Living in the Zone: Jeff Vandermeer on Weird Fiction, the Environment, and Human Stupidity
by DAVID MORRIS
Florida has always had its handful of heavy-hitters in the book world, from Zora Neale Hurston to Carl Hiaasen. In the last few years, a new Floridian star has ascended to similar heights – Tallahassee-based Jeff Vandermeer, whose 2014 Southern Reach trilogy garnered praise from no less a giant than Stephen King, and saw him compared to titans like Kafka and Thoreau.
The Southern Reach trilogy, like many of Vandermeer’s previous works, is deeply preoccupied with humans’ relationship to the natural world. In fact, Vandermeer has said that the trilogy’s main setting, Area X, is partly inspired by the landscape of northern Florida. So we thought it only fair to corner Vandermeer for a few questions about literature and the environment.
The following email exchange has been lightly edited for formatting and flow.
David Z. Morris: What do you see as the role of science fiction when it comes to the question of the environment in particular? Not too long ago, sci-fi was about helping us imagine the limitless possibilities of the future, but things seem quite different now.
Jeff Vandermeer: Some science fiction was pretty unthinking about those limitless possibilities, promoting a message of colonizing other worlds without much thought about issues like Manifest Destiny or whether we would even recognize an intelligent alien species on another world or not. It just kind of went along with the narrative that we deserve to expand into the universe, along with fairytales about post-scarcity technology that has no environmental consequences. So I’d push back against the idea that those possibilities were realistic in some cases.
What’s happening now is that our science-fictional future has become the present, in terms of climate change and related issues. So we’re grappling with the hard truth that we have to re-evaluate what we even mean by dystopia and utopia. And we have to do it in a post-fact context, where we spend a lot time just trying to parse what reality is.
DZM: You’ve managed the amazing feat of carrying weird fiction back into the ranks of ‘respectable literature,’ at a time when literary fiction has become a pretty staid and predictable genre. Do you think the weird has particular resonances in our time?

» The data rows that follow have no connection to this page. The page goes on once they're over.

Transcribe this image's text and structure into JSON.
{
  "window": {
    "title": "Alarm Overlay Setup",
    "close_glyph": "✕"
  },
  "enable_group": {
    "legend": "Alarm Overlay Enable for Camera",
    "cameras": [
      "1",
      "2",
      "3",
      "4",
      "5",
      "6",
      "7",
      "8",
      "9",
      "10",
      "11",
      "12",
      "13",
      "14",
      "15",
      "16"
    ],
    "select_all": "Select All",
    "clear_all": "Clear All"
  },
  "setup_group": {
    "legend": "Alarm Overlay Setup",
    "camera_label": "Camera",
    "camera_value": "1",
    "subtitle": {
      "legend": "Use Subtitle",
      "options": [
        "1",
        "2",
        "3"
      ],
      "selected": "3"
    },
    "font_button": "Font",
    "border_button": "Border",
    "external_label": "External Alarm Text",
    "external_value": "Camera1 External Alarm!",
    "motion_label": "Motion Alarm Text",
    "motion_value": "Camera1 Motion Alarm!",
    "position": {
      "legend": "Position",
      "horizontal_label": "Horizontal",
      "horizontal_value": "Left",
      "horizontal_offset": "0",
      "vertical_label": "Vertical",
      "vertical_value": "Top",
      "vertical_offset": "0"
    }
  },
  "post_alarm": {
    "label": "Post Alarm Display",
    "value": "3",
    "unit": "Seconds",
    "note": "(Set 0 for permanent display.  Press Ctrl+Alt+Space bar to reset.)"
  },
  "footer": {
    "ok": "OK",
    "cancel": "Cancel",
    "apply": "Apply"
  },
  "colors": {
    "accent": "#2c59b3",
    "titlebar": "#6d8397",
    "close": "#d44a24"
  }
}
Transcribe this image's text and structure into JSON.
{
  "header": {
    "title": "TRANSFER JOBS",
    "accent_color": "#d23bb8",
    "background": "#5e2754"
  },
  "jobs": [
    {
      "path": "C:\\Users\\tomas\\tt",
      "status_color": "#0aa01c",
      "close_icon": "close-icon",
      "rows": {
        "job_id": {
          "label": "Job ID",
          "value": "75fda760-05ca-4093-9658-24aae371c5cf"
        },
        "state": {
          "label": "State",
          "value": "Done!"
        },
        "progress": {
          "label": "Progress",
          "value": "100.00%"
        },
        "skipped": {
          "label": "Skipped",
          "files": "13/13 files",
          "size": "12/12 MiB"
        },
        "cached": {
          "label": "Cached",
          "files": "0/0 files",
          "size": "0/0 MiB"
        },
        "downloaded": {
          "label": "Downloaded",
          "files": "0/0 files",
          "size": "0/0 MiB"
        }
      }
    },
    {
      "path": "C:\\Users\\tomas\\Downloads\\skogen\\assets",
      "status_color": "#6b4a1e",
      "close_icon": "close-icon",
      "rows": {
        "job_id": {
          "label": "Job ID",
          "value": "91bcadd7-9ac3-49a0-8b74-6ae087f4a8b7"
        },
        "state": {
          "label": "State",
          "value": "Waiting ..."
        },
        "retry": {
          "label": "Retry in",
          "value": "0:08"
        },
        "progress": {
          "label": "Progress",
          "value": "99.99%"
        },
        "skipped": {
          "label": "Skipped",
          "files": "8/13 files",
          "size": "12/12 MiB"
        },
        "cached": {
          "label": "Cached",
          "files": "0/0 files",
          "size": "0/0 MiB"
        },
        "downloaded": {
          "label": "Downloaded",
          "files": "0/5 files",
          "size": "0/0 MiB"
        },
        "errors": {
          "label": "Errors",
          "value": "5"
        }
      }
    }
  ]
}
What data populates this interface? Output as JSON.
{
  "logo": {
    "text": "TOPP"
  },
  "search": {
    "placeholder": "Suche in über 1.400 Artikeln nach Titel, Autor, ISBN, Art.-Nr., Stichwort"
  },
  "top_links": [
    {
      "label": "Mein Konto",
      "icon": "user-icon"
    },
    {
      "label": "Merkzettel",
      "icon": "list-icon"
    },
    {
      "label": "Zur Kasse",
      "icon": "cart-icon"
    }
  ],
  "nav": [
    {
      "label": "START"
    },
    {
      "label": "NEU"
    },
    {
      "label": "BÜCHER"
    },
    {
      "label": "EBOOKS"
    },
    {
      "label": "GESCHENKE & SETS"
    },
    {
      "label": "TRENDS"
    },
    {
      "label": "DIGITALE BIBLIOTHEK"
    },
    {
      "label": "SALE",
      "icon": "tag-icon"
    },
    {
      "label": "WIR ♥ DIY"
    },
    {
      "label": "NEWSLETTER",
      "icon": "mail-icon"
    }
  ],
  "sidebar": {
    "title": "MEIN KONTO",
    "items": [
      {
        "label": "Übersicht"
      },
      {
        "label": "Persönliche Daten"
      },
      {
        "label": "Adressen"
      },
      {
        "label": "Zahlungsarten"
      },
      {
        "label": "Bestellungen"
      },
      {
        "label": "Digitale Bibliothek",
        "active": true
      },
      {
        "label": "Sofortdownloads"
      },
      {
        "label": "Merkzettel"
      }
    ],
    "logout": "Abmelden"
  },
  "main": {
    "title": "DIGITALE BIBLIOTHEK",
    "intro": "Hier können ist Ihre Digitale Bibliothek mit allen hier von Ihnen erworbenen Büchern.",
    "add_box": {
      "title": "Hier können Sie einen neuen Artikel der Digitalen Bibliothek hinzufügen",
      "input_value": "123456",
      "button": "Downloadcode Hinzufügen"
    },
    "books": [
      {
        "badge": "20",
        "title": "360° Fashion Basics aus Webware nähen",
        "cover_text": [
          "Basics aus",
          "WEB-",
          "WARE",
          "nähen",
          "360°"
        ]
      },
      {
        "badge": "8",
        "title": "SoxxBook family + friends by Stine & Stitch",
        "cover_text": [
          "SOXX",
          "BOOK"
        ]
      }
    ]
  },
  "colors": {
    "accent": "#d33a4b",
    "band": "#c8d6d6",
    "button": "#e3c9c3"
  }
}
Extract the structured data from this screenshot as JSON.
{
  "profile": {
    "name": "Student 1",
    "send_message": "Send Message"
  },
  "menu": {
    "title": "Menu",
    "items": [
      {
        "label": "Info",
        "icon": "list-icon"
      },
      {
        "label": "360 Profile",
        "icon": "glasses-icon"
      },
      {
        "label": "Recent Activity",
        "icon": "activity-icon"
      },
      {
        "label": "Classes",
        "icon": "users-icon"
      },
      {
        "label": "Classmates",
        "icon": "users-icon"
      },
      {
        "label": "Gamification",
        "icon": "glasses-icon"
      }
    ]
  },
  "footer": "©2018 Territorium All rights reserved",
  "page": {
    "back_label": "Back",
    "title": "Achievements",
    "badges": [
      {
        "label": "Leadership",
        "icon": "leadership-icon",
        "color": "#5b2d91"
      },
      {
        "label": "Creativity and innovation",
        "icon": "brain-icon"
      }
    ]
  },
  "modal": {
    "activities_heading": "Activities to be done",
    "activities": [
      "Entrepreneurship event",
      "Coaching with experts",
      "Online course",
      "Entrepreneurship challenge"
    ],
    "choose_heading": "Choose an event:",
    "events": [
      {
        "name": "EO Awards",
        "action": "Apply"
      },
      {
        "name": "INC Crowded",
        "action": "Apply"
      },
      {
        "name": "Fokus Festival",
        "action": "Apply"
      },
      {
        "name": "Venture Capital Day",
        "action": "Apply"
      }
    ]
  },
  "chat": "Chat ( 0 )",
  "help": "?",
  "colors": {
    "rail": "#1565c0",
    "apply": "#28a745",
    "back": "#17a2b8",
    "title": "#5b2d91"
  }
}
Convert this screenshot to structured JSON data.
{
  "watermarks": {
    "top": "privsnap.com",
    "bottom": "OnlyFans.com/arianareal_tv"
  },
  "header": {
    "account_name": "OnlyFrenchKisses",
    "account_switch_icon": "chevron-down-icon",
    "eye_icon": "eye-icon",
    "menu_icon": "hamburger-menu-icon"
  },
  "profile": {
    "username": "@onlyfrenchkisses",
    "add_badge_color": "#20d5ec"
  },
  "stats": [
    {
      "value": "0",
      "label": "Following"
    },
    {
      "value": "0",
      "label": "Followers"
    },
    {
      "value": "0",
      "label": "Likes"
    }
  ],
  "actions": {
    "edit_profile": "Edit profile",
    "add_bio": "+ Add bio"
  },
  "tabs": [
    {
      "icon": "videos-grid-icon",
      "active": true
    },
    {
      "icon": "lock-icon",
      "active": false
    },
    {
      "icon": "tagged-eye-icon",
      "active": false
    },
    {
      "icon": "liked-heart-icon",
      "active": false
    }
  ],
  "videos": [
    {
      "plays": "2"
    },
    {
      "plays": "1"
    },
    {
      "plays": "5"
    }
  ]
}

JV: Writers like Thomas Ligotti and Caitlin R. Kiernan have done a lot of that hard work, but in general weird fiction has in the past, through folks like Kafka, had a good pedigree. But I do think the fact the weird can’t be commodified, and often is about a search for beauty or horror beyond human understanding—that it presupposes we can’t know everything about the world—makes it useful in our current context, where we have huge problems that manifest in almost uncanny ways. Also, I love literary fiction and I think there’s plenty of it that grapples with these issues, too.
DZM: You’ve written about two externally-caused disasters, in Finch and The Southern Reach. But in your newest novel, Borne, humanity has clearly caused its own downfall. Was that a conscious shift? And how does it change the stakes, artistically or otherwise? [Editor’s Note: Read our review of Borne here.]
JV: The Southern Reach kind of documents the same thing, even though Area X creates the collision course. Having seen what passes for logic in government agencies and in human institutions, something we’re seeing even now in terms of Houston’s zoning laws and disdain for environmental protection contributing to human misery. Case in point here in Florida, too: our Governor won’t even let his staff use the terms climate change or global warming. This is the height of stupidity and a contributing factor to our problems.
Borne just charts the aftermath of that and explores how we can still try to have a meaningful life. Too many post-apocalyptic scenarios simplistically show, say, right wing militias ruling a very harsh monolithic social and political landscape. The reality would be more complex, and as we see with people displaced by climate change today, acts of loving-kindness exist in those circumstances and are even more important than when things are going well.
DZM: Finally, what advice would you have for writers or other creatives living outside of big cultural centers like New York or L.A.? In particular, how did you connect with other folks with similar goals as you grew your career?
JV: I think the internet makes creative liaisons possible at long distances. You don’t really have to live in New York or Los Angeles to have a vibrant career and vibrant collaboration.
I’ve always been a bit of a loner, so, really, correspondence is enough for me, and I’ve put together several projects involving people on four or five continents just through email.
***
We’re glad Vandermeer was able to take time to answer some questions amidst a really busy schedule – he was off to Toronto just after this exchange. He’s probably about to get a lot more busy, thanks to the forthcoming release of a film adaptation of Annihilation. Due out in early 2018, it stars Natalie Portman and Oscar Isaac, and is directed by Alex Garland. Garland is a novelist-turned-screenwriter-turned-director who most recently helmed 2015’s Ex Machina, another thinky bit of SF, so it seems likely to be solid.